The Week-by-Week Syllabus
This structured path will guide you through advanced techniques and concepts in Python for Data Analysis over the next 8 weeks.
Week 1: Advanced Data Manipulation
What to learn: Deep dive into pandas for complex data transformations, utilizing functions like pivot_table and groupby.
Why this comes before the next step: Mastery of data manipulation is essential for any downstream analysis. With a solid grasp of pandas, you will be prepared to handle any dataset.
Mini-project/Exercise: Create a comprehensive report from a real-world dataset, applying various transformation techniques.
Week 2: Exploratory Data Analysis
What to learn: Techniques for EDA using seaborn and matplotlib, focusing on visual patterns and hypothesis generation.
Why this comes before the next step: Understanding data through visualization guides your analysis process, allowing for educated decisions on future modeling techniques.
Mini-project/Exercise: Analyze a dataset from Kaggle, generate visualizations to summarize key insights, and present findings.
Week 3: Statistical Analysis
What to learn: Use scipy for statistical testing and the application of concepts like p-values, confidence intervals, and regression analysis.
Why this comes before the next step: Statistical reasoning is the backbone of robust data analysis. Strong statistical skills will enhance your data storytelling.
Mini-project/Exercise: Conduct a statistical analysis on the EDA findings from Week 2 to validate your insights.
Week 4: Machine Learning Integration
What to learn: Implement machine learning algorithms using scikit-learn, focusing on model evaluation metrics.
Why this comes before the next step: Understanding machine learning models and their assessment is key to evolving your analytical capabilities.
Mini-project/Exercise: Build a predictive model based on datasets, evaluate its performance, and extract actionable insights.

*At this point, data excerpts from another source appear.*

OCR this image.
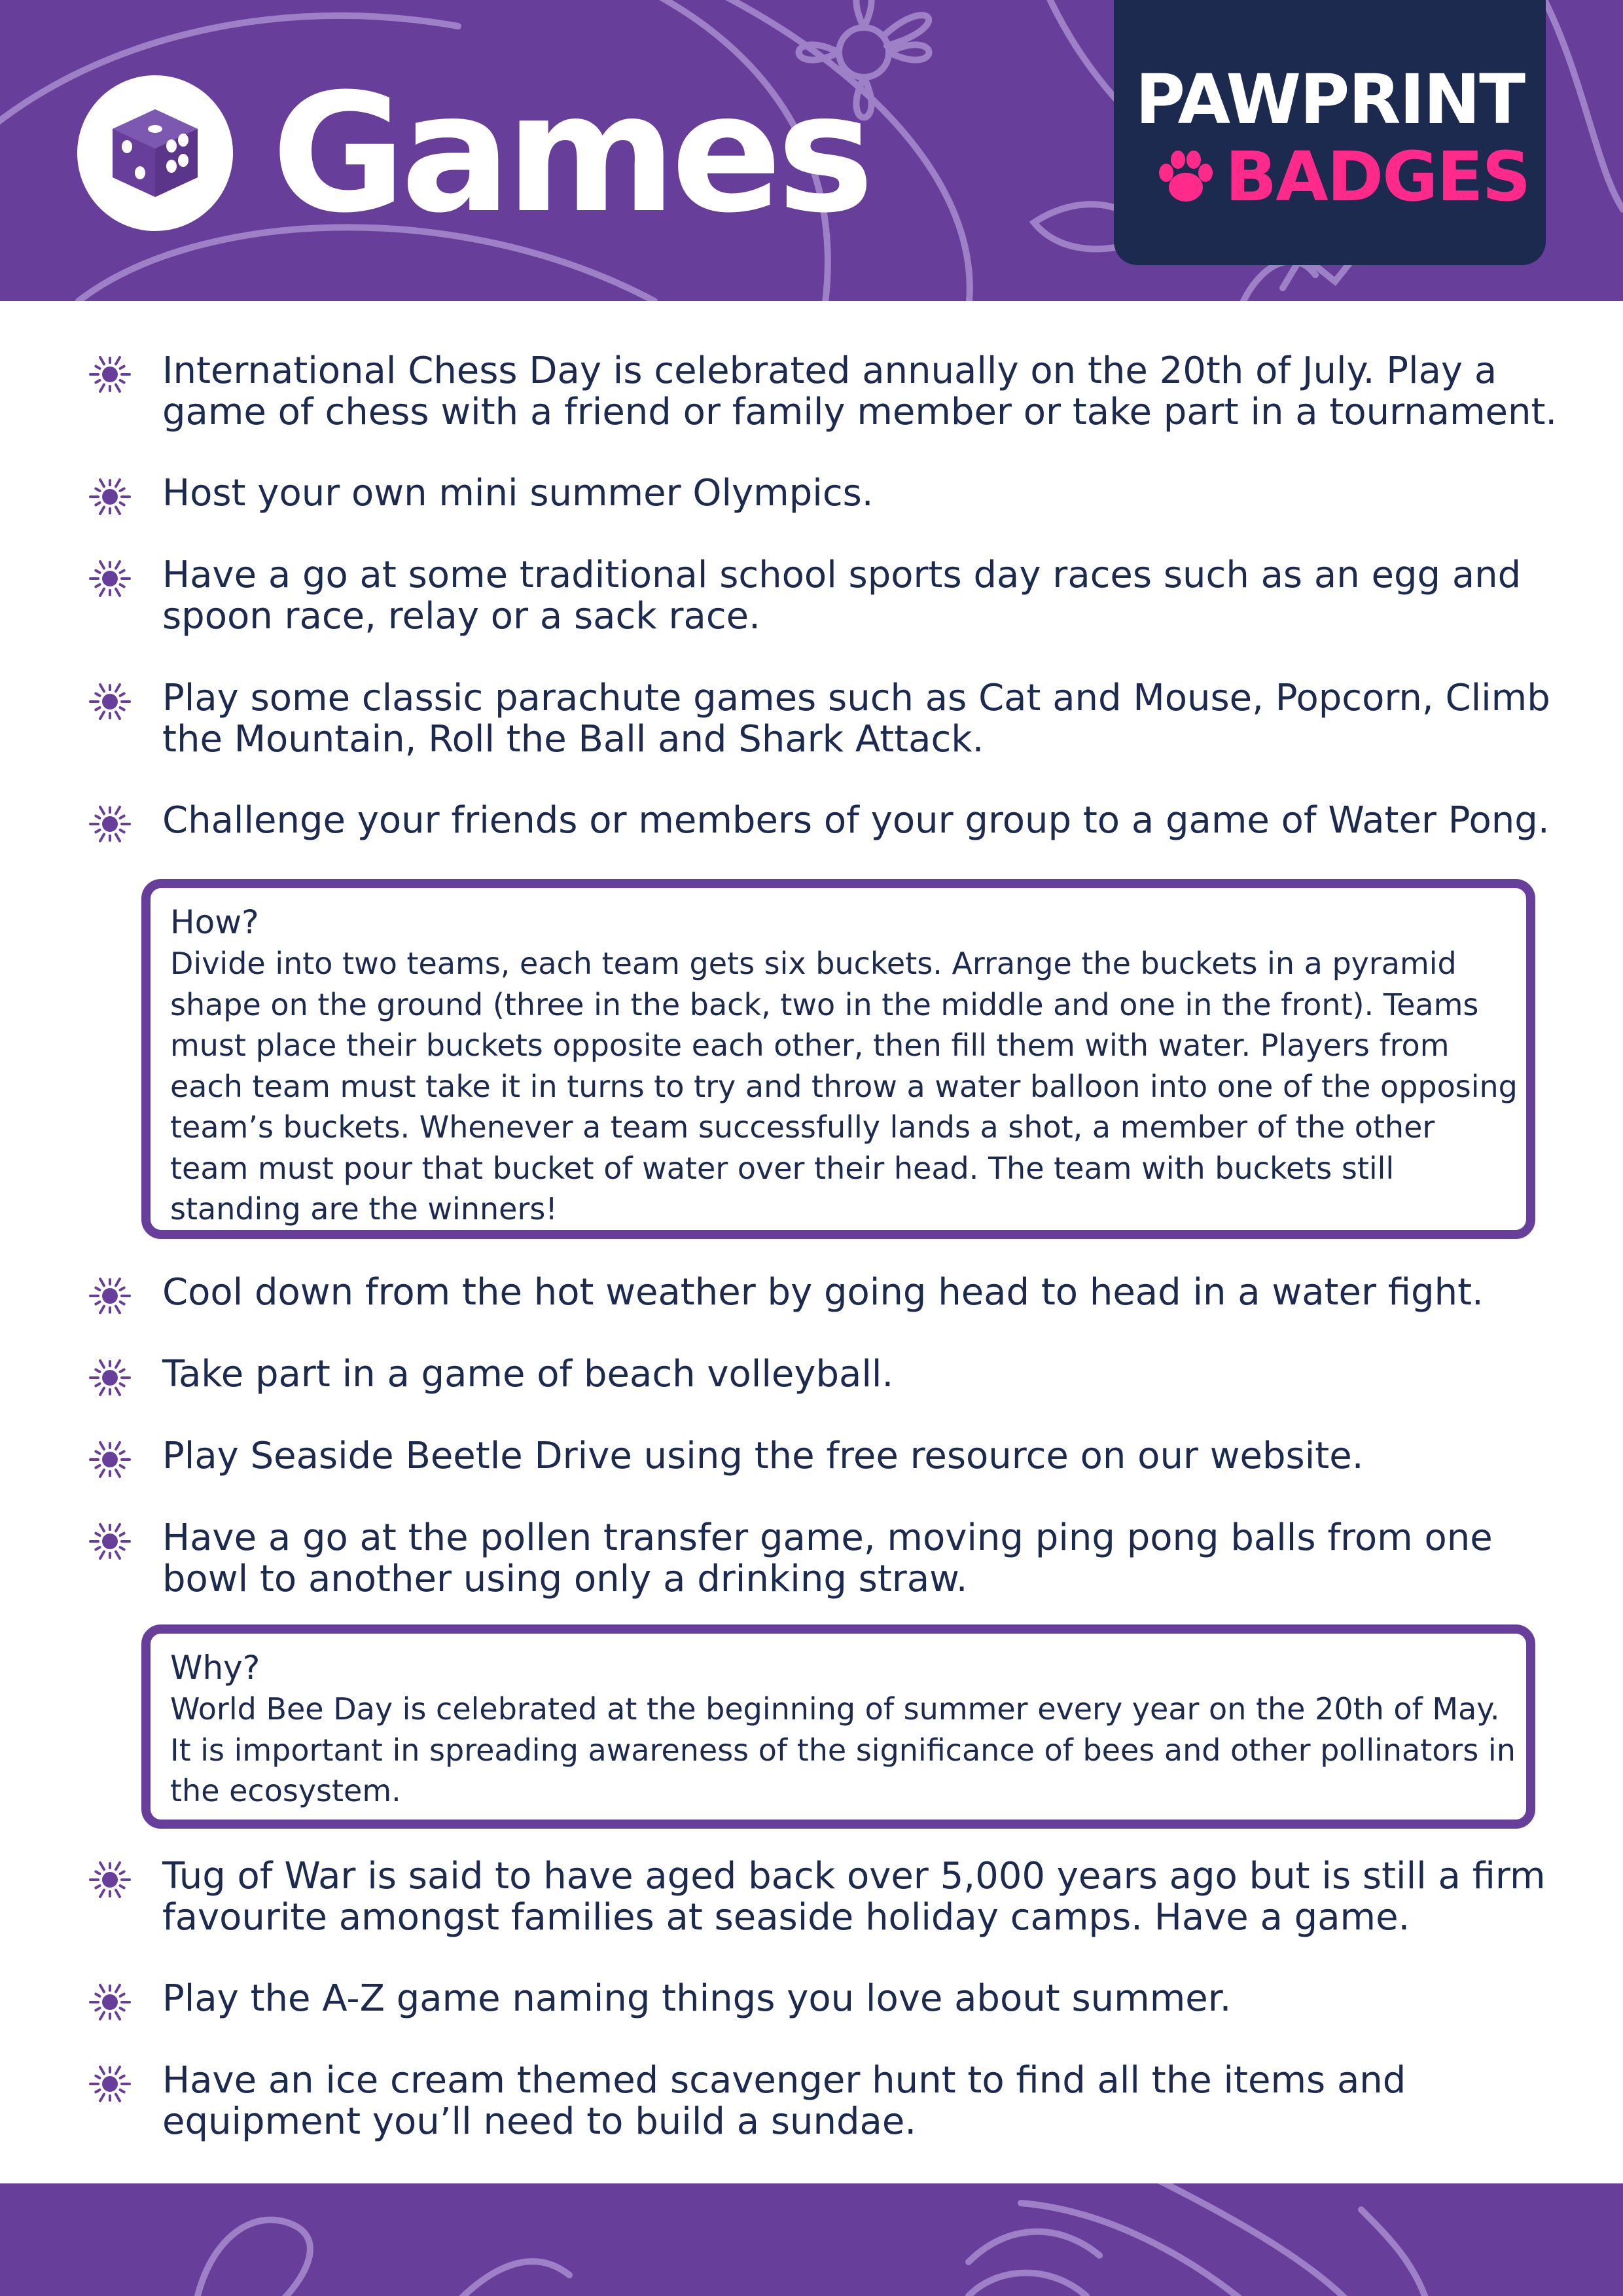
Games	PAWPRINT
BADGES
International Chess Day is celebrated annually on the 20th of July. Play a game of chess with a friend or family member or take part in a tournament.
Host your own mini summer Olympics.
Have a go at some traditional school sports day races such as an egg and spoon race, relay or a sack race.
Play some classic parachute games such as Cat and Mouse, Popcorn, Climb the Mountain, Roll the Ball and Shark Attack.
Challenge your friends or members of your group to a game of Water Pong.
How?
Divide into two teams, each team gets six buckets. Arrange the buckets in a pyramid shape on the ground (three in the back, two in the middle and one in the front). Teams must place their buckets opposite each other, then fill them with water. Players from each team must take it in turns to try and throw a water balloon into one of the opposing team’s buckets. Whenever a team successfully lands a shot, a member of the other team must pour that bucket of water over their head. The team with buckets still standing are the winners!
Cool down from the hot weather by going head to head in a water fight.
Take part in a game of beach volleyball.
Play Seaside Beetle Drive using the free resource on our website.
Have a go at the pollen transfer game, moving ping pong balls from one bowl to another using only a drinking straw.
Why?
World Bee Day is celebrated at the beginning of summer every year on the 20th of May. It is important in spreading awareness of the significance of bees and other pollinators in the ecosystem.
Tug of War is said to have aged back over 5,000 years ago but is still a firm favourite amongst families at seaside holiday camps. Have a game.
Play the A-Z game naming things you love about summer.
Have an ice cream themed scavenger hunt to find all the items and equipment you’ll need to build a sundae.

Week 5: Data Visualization Revolution
What to learn: Engage with advanced visualization tools like Plotly and Bokeh to create interactive dashboards.
Why this comes before the next step: Effective communication of your findings through interactive visualizations will set you apart from the competition.
Mini-project/Exercise: Create an interactive dashboard from a dataset of your choice that highlights key insights.
Week 6: Handling Big Data
What to learn: Learn how to utilize Dask for processing large datasets that exceed memory limits.
Why this comes before the next step: As data grows, traditional tools may fail. Learning how to work with big data ensures you remain versatile.
Mini-project/Exercise: Analyze a large dataset using Dask and compare performance with pandas.
Week 7: APIs and Data Augmentation
What to learn: Work with APIs to collect and merge data from multiple sources into your analysis.
Why this comes before the next step: Augmenting datasets enriches your analyses, providing deeper insights and broader perspectives.
Mini-project/Exercise: Pull data from at least two different APIs, merge them, and perform a comparative analysis.
Week 8: Capstone Project
What to learn: Synthesize all knowledge gained into a comprehensive project that tells a story with data.
Why this comes before the next step: A final project encapsulates all the skills learned and prepares you for real-world applications.
Mini-project/Exercise: Create a full data analysis pipeline from data collection to visualization and storytelling.